Tao Zhang,Rajagopal Venkatesaraman,Rajat K. De,Bradley A. Malin,Yevgeniy Vorobeychik
Abstract:An ability to share data, even in aggregated form, is critical to advancing both conventional and data science. However, insofar as such datasets are comprised of individuals, their membership in these datasets is often viewed as sensitive, with membership inference attacks (MIAs) threatening to violate their privacy. We propose a Bayesian game model for privacy-preserving publishing of data-sharing mechanism outputs (for example, summary statistics for sharing genomic data). In this game, the defender minimizes a combination of expected utility and privacy loss, with the latter being maximized by a Bayes-rational attacker. We propose a GAN-style algorithm to approximate a Bayes-Nash equilibrium of this game, and introduce the notions of Bayes-Nash generative privacy (BNGP) and Bayes generative privacy (BGP) risk that aims to optimally balance the defender's privacy and utility in a way that is robust to the attacker's heterogeneous preferences with respect to true and false positives. We demonstrate the properties of composition and post-processing for BGP risk and establish conditions under which BNGP and pure differential privacy (PDP) are equivalent. We apply our method to sharing summary statistics, where MIAs can re-identify individuals even from aggregated data. Theoretical analysis and empirical results demonstrate that our Bayesian game-theoretic method outperforms state-of-the-art approaches for privacy-preserving sharing of summary statistics.
What problem does this paper attempt to address?
The problem that this paper attempts to solve is: how to protect the privacy of individuals when sharing data (such as aggregated statistical data) and prevent Membership Inference Attacks (MIAs). Specifically, the paper proposes a method based on the Bayesian game model to balance the trade - off between privacy protection and data utility.
### Problem Background
Membership Inference Attacks (MIAs) are a type of attack that takes advantage of vulnerabilities in data analysis and machine learning to determine whether an individual's data is included in a certain dataset (such as a training dataset). This type of attack poses a serious privacy risk in sensitive areas (such as medical, biometric, location - based services, social media, and finance). However, MIAs can also be used as an auditing tool to assess privacy risks.
### Core Problem of the Paper
To address the privacy risks posed by MIAs, existing strategies include noise perturbation and Differential Privacy (DP). These methods reduce information leakage and enhance privacy protection by introducing randomness. However, increasing uncertainty will inevitably damage data utility. Therefore, how to maximize data utility while protecting privacy has become a key issue.
### Solution
The paper proposes a method based on the Bayesian game model, which models the privacy - utility trade - off as a game between the defender and the attacker. Specifically:
1. **Bayesian Game Model**:
- **Defender**: The goal is to minimize the expected privacy loss while maintaining the required data utility.
- **Attacker**: The goal is to maximize the success rate of membership inference based on its subjective beliefs and preferences.
2. **Generative Adversarial Network (GAN) Algorithm**:
- A GAN - like algorithm is proposed to approximate the Bayes - Nash equilibrium.

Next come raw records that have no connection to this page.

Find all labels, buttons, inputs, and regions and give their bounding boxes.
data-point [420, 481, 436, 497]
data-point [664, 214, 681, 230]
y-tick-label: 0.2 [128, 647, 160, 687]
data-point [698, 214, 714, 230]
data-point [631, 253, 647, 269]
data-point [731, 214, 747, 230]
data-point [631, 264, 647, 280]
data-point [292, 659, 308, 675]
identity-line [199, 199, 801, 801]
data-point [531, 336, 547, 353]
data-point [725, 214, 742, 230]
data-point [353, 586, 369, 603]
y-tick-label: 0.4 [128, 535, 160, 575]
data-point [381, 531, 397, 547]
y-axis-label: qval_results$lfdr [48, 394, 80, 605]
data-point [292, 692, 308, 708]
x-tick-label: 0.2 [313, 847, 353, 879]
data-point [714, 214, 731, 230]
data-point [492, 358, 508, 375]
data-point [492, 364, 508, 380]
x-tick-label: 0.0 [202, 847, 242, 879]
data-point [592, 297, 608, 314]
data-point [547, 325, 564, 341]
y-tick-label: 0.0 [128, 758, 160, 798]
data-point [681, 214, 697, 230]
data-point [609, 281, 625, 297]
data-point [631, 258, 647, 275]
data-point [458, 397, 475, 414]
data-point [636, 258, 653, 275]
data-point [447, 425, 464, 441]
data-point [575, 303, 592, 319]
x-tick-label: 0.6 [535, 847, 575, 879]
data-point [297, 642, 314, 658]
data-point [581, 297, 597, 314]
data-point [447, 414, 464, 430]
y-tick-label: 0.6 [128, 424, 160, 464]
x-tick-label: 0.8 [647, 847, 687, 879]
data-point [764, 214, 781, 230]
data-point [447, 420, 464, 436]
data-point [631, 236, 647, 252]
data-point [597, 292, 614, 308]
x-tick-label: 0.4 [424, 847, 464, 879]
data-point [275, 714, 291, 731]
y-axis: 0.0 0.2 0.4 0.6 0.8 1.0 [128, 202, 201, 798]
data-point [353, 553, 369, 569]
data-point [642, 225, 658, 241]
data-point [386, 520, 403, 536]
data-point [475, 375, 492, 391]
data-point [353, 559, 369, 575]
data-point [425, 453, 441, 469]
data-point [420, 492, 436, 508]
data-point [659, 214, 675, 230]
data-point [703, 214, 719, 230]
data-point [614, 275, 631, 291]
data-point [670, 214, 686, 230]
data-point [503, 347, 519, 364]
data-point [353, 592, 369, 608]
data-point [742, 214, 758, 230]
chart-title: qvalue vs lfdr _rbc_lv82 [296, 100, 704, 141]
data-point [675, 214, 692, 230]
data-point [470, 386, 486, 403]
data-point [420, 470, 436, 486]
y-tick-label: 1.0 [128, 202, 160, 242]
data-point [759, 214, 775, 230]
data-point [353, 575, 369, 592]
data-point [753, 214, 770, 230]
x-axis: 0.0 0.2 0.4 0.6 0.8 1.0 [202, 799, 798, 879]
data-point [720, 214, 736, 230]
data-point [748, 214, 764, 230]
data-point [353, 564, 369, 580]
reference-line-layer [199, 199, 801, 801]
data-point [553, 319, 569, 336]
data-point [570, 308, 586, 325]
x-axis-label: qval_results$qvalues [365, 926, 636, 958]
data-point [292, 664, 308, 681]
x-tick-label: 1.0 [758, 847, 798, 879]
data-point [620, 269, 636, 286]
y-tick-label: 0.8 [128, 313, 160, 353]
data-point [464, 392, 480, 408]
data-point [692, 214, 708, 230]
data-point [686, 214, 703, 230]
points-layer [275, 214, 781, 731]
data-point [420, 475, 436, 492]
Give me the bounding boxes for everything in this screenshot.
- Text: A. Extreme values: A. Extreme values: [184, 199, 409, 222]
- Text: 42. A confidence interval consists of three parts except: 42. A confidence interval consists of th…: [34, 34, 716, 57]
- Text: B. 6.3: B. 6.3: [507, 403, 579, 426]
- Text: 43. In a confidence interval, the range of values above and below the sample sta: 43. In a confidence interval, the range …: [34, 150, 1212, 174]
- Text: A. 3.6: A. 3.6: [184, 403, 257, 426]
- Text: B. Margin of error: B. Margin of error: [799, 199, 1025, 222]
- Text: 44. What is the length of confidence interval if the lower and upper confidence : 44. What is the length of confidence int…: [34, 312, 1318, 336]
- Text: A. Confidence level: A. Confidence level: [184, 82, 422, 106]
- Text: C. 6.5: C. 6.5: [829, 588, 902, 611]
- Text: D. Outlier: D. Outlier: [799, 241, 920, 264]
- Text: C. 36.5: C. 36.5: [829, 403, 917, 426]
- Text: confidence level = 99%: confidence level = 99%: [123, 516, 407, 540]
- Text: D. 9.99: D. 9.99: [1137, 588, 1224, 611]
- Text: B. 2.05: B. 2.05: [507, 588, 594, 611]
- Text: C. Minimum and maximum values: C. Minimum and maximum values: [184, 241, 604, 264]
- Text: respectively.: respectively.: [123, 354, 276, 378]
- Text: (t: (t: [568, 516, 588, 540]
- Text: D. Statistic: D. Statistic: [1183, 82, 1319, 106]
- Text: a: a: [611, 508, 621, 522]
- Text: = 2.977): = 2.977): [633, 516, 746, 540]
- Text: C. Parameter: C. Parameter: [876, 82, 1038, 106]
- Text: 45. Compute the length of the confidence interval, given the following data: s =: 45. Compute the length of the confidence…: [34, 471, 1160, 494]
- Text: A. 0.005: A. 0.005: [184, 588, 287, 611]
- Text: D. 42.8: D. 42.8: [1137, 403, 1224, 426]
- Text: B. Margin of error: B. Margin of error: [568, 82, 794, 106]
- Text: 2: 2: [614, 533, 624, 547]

The defender's strategy is represented by a neural network generator, which takes the real membership vector and an auxiliary random vector as input and generates a noise vector. The attacker's strategy is represented by a neural network discriminator, which processes the perturbed output and attempts to infer membership information.
3. **Bayesian - Generated Privacy Risk (BGP Risk)**:
- The concept of Bayesian - Generated Privacy Risk (BGP risk) is introduced, aiming to optimally balance the defender's privacy and utility and be robust to the attacker's heterogeneous preferences for true positives and false positives.
4. **Theoretical Analysis and Empirical Results**:
- Theoretical analysis shows that the proposed Bayesian game - theoretic method is superior to the existing state - of - the - art methods in terms of privacy protection. Empirical experiments also verify this, especially in the case of sharing genomic aggregated statistical data, where individuals can be re - identified even from aggregated data.
### Formula Examples
- **Membership Advantage**:
\[
\text{Adv}_k(A)=\Pr[A(d_k, x) = 1\mid b_k = 1]-\Pr[A(d_k, x) = 1\mid b_k = 0]
\]
- **Bayes - weighted Membership Advantage**:
\[
\text{Adv}(h_A,\sigma,\theta,\gamma;g_D)=(1 - \gamma)\sum_{k\in U, b_{-k}}\Pr[A(d_k, x; h_A,\sigma)=1\mid b_k = 1; g_D]\theta(b_k = 1, b_{-k})-\gamma\sum_{k\in U, b_{-k}}\Pr[A(d_k, x; h_A,\sigma)=1\mid b_k = 0; g_D]\theta(b_k = 0, b_{-k})
\]
Through this method, the paper provides an effective and robust way to protect privacy while ensuring the maximization of data utility.